14:18 Un système tel que je vous le décris est totalement universel,
14:22 totalement égalitaire, et beaucoup plus libre,
14:24 et donc finalement il n'y a pas de raison de protester,
14:26 puisque chacun est responsable.
14:28 On voit effectivement quel projet vous voudriez esquisser, Gaspard Künig,
14:32 mais alors, Monique Cantos-Perbert, si on organise quelque chose de ce type,
14:37 est-ce que le risque, ce n'est pas d'avoir finalement une situation d'atomisation de la société,
14:42 où on a finalement tellement de solutions à la carte,
14:45 que la notion même de société est de plus en plus difficile à tenir ?

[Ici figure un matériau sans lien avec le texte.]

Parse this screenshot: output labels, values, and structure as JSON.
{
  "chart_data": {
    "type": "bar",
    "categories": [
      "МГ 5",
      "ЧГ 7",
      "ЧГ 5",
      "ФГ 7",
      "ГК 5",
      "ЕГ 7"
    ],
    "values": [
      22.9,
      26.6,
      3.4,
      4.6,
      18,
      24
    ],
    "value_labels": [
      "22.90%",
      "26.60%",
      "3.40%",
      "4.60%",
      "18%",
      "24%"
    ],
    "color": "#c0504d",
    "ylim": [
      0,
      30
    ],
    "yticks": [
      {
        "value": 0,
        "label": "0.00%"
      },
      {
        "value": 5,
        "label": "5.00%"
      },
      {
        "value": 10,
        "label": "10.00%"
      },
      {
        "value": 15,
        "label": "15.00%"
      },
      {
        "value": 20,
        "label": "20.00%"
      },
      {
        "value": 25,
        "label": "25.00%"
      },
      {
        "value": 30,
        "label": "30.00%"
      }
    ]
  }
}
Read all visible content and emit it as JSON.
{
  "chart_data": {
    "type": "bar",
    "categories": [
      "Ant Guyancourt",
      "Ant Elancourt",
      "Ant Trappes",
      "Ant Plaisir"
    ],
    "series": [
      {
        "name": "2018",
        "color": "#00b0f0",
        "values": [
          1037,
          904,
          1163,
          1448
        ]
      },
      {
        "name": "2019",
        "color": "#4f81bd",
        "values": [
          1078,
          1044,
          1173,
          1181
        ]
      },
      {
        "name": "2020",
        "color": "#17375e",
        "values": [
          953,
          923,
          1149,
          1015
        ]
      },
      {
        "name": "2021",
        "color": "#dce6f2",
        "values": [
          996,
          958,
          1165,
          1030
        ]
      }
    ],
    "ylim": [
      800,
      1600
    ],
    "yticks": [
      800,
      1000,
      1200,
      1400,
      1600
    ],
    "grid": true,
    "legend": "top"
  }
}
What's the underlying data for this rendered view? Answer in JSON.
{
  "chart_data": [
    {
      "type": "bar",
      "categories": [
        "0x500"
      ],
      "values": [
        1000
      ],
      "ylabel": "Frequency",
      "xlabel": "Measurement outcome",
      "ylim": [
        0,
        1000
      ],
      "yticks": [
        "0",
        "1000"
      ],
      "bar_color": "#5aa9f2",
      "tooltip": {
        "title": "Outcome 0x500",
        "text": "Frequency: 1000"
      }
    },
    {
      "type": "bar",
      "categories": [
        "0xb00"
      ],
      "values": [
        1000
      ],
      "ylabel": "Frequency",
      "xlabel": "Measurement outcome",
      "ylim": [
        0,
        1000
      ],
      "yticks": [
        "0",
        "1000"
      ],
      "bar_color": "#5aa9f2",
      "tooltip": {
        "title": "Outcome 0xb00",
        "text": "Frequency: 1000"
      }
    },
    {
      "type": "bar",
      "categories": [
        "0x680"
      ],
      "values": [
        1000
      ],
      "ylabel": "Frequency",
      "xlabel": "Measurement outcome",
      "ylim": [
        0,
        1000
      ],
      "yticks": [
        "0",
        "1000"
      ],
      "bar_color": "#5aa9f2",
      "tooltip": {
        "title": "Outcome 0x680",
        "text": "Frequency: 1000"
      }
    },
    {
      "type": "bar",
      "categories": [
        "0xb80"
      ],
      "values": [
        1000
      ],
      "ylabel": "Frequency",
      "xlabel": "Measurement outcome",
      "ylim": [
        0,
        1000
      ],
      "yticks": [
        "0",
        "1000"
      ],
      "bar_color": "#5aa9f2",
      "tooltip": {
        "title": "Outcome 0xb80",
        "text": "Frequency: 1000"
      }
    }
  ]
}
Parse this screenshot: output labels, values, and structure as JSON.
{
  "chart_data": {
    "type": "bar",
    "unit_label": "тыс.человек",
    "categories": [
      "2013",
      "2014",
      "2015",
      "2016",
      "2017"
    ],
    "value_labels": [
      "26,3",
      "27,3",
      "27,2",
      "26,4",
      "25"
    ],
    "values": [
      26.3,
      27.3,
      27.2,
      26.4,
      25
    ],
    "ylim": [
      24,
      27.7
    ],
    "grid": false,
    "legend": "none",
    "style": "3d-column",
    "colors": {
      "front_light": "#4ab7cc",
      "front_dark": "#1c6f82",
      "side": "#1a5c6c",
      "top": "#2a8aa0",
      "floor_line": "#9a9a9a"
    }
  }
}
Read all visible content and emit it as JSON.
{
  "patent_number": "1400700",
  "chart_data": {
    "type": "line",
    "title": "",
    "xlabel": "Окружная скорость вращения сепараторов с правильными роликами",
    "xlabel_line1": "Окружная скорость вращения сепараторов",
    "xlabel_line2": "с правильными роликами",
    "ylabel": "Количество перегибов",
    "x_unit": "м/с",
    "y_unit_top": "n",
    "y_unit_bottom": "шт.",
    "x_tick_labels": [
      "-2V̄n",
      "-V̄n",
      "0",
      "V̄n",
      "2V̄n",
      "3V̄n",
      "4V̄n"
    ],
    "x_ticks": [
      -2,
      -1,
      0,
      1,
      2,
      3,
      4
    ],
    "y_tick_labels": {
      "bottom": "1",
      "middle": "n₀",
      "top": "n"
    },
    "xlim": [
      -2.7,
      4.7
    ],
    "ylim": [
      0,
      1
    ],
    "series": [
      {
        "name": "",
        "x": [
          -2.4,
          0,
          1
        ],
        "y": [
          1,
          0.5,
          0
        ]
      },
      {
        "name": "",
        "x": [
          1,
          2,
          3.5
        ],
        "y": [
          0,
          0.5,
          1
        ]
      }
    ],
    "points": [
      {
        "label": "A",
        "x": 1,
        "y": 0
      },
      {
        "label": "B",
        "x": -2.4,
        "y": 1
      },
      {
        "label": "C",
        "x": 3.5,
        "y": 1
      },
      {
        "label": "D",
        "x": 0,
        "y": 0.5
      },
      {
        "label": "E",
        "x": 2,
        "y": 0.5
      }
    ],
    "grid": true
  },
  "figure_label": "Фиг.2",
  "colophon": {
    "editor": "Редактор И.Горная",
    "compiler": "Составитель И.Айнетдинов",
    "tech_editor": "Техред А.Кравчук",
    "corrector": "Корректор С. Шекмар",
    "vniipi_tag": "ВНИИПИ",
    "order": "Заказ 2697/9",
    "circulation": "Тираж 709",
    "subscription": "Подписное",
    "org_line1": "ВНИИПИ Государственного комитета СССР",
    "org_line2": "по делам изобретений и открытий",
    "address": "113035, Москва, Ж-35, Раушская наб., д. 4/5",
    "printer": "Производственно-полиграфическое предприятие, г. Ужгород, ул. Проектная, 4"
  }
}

14:50 La retraite, c'est aussi un rite de passage,
14:53 le fait qu'il y ait des règles communes à tous,
14:56 c'est une manière de faire société, peut-être ?
14:59 Certainement.
15:00 Ce qui vient d'être décrit, c'est vraiment un état qu'on peut souhaiter,
15:05 au terme d'une réflexion collective sur les rapports entre l'activité, le travail,
15:09 et la façon dont les personnes, et nous en sommes loin,
15:14 vivent clairement dans une société où elles puissent être chacune responsable
15:19 de leur destin et de leur trajectoire sociale.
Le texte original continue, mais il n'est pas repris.